Le Pakistan est le leader mondial des mariages forcés, avec environ 1 000 chrétiens mariés contre leur gré à des musulmans de novembre 2019 à octobre 2020, selon le rapport 2021 World Watch List de l'organisation de soutien chrétien Open Doors. En termes d'enlèvements, le rapport classe le Pakistan au quatrième rang avec environ 100 enlèvements.

Bien qu'un panel parlementaire sur les minorités ait transmis au gouvernement une législation clé visant à freiner les conversions forcées de filles appartenant à des minorités au Pakistan, les défenseurs des droits chrétiens affirment que le manque de volonté politique et de courage pour faire face à la pression des groupes islamistes est susceptible de maintenir les enfants vulnérables à de tels crimes .

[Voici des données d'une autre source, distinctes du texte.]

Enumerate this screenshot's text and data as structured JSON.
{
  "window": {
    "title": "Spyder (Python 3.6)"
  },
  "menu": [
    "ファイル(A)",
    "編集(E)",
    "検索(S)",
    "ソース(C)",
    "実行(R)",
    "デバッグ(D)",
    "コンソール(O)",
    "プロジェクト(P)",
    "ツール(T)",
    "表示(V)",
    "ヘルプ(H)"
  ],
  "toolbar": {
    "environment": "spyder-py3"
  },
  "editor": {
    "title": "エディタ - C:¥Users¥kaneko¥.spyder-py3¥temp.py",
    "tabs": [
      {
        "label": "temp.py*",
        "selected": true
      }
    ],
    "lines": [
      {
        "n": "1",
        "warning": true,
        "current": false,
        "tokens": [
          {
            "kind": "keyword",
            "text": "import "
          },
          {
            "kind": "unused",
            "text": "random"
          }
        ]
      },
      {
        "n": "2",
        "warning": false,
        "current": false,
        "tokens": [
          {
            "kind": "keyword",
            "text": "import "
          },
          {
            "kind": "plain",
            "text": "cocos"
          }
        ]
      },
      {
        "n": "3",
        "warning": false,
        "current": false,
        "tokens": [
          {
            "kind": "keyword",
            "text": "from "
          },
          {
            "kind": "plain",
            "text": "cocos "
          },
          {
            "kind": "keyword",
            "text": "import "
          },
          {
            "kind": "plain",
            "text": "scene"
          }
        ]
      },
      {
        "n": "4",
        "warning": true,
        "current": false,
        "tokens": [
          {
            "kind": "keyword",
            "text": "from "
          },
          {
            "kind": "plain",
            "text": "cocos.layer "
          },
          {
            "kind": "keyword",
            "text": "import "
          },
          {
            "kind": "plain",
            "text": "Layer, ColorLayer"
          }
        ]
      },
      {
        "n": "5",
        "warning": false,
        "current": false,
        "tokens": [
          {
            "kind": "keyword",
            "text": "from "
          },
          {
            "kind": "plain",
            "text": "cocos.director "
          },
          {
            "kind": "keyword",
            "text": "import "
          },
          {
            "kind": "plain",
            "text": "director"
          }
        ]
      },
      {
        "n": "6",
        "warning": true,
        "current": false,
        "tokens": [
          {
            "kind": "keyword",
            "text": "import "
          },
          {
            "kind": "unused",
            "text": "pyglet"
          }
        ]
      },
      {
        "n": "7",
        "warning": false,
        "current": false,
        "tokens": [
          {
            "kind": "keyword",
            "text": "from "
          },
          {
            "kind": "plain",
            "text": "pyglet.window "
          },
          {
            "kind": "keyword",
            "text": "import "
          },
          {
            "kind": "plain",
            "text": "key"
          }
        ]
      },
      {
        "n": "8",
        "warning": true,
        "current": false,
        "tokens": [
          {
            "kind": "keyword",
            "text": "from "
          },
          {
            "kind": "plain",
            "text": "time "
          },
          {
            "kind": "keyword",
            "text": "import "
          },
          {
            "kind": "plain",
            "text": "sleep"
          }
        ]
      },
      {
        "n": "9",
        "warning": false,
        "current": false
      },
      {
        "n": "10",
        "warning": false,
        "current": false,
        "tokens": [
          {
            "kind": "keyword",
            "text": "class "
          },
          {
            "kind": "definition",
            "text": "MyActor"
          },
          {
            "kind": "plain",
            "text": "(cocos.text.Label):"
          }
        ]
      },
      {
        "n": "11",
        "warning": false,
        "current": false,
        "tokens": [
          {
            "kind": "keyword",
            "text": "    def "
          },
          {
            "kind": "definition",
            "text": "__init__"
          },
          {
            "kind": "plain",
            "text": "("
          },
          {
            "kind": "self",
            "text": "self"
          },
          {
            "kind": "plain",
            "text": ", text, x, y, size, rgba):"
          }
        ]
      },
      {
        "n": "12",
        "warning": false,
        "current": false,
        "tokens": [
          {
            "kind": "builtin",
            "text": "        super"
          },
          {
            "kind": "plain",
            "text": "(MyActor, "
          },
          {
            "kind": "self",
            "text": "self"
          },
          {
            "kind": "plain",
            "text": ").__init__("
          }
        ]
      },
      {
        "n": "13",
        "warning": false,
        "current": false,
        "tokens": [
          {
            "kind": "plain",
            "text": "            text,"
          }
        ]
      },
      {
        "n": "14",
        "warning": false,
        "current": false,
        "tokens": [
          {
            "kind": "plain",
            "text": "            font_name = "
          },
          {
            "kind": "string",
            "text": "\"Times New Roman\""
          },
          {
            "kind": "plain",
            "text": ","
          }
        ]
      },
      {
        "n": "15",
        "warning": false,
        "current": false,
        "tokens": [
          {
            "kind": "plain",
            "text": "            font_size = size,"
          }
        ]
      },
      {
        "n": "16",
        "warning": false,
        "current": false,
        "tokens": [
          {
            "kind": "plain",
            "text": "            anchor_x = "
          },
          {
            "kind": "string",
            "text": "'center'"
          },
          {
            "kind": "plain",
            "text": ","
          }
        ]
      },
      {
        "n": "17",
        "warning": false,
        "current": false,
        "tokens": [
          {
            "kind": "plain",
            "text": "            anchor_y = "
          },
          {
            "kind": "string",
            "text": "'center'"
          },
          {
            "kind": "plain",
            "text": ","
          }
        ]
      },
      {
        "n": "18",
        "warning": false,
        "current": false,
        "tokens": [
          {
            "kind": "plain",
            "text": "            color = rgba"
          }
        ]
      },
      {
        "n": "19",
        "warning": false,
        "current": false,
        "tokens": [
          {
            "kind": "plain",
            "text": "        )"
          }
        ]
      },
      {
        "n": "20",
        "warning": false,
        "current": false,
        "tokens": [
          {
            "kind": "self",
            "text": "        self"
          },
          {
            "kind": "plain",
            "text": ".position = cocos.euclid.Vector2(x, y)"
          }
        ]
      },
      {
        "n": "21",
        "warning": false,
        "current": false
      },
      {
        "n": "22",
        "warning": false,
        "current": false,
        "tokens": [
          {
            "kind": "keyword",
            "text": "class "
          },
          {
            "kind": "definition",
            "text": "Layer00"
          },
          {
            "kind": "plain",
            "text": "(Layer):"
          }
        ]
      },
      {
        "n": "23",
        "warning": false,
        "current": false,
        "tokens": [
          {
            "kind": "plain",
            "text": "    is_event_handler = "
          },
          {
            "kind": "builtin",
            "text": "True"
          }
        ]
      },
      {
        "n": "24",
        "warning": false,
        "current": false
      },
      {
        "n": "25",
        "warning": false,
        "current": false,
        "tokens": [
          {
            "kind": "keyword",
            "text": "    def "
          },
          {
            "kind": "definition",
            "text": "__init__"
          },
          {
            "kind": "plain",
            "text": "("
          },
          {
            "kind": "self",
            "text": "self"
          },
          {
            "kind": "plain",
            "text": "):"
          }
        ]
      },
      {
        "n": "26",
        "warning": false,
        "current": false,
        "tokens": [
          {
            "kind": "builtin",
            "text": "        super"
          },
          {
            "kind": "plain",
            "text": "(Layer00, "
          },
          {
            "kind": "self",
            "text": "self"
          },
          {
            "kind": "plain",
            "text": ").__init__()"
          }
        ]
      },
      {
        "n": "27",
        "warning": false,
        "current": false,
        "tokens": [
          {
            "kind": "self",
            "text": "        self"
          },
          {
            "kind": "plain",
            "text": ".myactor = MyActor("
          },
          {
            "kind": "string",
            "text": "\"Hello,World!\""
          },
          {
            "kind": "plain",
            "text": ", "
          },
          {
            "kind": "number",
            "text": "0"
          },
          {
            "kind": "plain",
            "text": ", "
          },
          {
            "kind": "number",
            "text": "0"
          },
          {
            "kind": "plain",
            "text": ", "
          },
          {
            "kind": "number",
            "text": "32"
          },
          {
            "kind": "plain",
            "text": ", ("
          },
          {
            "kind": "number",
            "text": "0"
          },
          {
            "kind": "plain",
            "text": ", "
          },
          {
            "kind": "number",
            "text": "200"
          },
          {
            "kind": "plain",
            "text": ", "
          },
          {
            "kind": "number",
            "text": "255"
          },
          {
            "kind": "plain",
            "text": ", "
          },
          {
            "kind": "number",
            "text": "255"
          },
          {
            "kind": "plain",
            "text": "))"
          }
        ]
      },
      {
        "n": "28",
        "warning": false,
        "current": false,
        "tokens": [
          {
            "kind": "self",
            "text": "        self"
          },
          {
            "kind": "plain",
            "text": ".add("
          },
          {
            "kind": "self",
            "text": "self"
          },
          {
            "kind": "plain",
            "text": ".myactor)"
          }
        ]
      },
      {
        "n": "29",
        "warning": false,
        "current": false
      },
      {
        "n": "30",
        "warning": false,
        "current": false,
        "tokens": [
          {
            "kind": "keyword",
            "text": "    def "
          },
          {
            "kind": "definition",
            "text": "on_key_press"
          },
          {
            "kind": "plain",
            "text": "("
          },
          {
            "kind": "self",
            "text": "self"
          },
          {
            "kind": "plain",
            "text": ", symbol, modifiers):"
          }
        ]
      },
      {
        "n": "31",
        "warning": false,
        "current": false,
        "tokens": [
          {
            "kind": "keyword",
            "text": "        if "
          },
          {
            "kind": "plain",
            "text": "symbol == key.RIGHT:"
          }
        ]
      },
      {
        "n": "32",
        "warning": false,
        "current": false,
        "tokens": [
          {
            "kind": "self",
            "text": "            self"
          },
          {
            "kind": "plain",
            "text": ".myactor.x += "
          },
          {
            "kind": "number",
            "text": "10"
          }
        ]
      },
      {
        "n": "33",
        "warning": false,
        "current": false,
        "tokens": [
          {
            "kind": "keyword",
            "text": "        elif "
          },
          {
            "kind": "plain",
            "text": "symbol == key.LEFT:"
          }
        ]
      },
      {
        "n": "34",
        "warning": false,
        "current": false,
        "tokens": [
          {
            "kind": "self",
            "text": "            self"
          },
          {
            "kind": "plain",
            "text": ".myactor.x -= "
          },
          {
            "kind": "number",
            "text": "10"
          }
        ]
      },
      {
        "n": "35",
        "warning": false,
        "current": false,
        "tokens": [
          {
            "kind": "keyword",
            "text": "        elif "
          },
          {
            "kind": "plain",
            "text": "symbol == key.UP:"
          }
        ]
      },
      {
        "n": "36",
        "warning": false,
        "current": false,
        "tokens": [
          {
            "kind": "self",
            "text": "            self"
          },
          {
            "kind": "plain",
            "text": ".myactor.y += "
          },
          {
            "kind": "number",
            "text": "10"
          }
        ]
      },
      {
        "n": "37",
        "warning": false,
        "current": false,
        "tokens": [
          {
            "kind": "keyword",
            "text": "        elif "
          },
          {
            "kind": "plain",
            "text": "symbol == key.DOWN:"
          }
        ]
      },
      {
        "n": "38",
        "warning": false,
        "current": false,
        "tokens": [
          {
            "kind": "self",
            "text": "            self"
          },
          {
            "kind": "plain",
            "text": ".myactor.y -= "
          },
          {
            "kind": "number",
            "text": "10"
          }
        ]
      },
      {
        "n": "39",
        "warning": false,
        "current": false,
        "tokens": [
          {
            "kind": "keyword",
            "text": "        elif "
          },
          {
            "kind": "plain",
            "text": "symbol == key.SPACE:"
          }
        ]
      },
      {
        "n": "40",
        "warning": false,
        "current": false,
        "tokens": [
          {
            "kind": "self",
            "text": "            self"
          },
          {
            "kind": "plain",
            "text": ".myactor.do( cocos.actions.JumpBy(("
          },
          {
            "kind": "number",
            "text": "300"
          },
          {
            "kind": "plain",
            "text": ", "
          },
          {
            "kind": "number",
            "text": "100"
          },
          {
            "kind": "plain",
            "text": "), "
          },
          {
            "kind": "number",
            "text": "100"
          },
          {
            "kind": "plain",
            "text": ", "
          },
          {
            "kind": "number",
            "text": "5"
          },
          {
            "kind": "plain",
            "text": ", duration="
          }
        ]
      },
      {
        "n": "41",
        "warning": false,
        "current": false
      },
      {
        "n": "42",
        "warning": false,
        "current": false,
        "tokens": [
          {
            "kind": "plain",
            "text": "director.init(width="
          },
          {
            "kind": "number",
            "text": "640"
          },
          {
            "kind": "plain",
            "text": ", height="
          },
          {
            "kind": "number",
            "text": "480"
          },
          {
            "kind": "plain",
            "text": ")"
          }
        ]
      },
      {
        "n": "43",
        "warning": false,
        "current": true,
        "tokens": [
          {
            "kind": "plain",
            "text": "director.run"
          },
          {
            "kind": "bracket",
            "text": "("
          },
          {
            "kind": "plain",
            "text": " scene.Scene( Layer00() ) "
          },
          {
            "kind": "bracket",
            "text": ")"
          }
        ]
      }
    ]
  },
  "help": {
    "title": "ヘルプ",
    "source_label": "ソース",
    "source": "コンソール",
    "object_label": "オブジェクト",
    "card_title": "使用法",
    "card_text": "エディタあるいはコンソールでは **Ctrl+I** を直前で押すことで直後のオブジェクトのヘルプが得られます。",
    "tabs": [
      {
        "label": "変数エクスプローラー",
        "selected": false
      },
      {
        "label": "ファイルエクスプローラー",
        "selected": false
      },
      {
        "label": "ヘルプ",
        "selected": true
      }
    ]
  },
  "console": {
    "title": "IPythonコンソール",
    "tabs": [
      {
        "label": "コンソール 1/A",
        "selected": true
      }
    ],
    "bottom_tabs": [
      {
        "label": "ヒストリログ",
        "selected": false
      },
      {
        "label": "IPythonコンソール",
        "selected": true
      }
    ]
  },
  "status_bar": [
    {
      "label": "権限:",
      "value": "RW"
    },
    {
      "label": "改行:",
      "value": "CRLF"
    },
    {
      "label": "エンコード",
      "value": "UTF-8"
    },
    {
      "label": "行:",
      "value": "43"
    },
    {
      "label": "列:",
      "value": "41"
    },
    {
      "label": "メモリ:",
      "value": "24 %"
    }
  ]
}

Le projet de loi sur la conversion religieuse forcée de Stymie transmis au Sénat le 16 février recommande que seuls les adultes soient autorisés à changer de religion et uniquement après avoir comparu devant un juge de district principal.

En décembre, le Département d'État américain a renommé le Pakistan parmi neuf autres « pays particulièrement préoccupants » pour de graves violations de la liberté religieuse. Auparavant, le Pakistan avait été ajouté à la liste le 28 novembre 2018.

Le Pakistan s'est classé cinquième sur la liste de l'organisation de soutien aux chrétiens Open Doors 2021 World Watch des 50 pays où il est le plus difficile d'être chrétien.